I used HTTRACK to download federal rules from a government website, and the resulting HTML files were not intuitively named. Each file has a set of tags <TITLE></TITLE>that will serve well to label each file in a way that will be used to create electronic books. I want to turn these rules into an e-book for my Kindle so that I can easily adjust the position, and not carry volumes of books with me.
My preferred text / hex editor, UltraEdit Professional 15.20.0.1026, has script commands that let you embed the JavaScript engine.

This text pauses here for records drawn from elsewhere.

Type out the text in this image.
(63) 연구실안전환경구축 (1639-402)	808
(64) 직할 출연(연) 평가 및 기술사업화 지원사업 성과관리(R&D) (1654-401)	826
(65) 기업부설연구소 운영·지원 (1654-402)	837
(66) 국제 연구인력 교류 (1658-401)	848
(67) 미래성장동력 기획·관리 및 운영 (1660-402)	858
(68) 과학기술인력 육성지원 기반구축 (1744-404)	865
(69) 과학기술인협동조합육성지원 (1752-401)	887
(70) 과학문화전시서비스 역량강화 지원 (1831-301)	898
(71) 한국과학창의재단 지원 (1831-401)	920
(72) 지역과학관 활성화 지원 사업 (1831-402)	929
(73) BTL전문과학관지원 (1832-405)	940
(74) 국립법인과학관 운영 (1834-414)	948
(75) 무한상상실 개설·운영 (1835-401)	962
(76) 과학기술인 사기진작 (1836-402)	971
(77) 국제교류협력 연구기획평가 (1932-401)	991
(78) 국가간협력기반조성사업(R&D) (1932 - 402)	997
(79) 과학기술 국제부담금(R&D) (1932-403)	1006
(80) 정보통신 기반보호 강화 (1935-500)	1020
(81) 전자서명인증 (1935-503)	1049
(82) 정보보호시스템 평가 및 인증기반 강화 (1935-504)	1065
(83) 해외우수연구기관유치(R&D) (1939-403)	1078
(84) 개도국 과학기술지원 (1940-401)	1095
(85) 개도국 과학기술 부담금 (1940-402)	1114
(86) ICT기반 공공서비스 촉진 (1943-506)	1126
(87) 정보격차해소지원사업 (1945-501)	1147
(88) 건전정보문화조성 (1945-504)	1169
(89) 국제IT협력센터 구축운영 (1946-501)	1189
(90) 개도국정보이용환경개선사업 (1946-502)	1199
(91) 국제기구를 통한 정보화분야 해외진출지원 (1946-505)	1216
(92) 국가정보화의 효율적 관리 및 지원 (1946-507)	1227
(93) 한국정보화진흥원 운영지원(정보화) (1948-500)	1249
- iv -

Studying possible solutions to my problem, I found xmlTitleSave on the IDM UltraEdit website.
var regex = "<title>(.*)</title>"
var file_path = UltraEdit.getString("Path to save file at? !! MUST PRE EXIST !!",1);
UltraEdit.activeDocument.top();
UltraEdit.activeDocument.unicodeToASCII();
UltraEdit.activeDocument.findReplace.regExp = true;
UltraEdit.activeDocument.findReplace.find(regex);
var titl = UltraEdit.activeDocument.selection;
t = titl.match(regex);
saveTitle = t[1]+".xml";
UltraEdit.saveAs(file_path + saveTitle);
My question is double:
- Can I change this JavaScript to extract content
<TITLE></TITLE>from an HTML file and rename files? - If JavaScript cannot be easily changed, is there a script / program / black magic / animal sacrifice that can do the same thing?
EDIT: I was able to get the script to work as desired by deleting the line UltraEdit.activeDocument.unicodeToASCII();and changing the file extension to .html. My only problem is that although this script works with individual open files, it does not execute the batch process in the directory.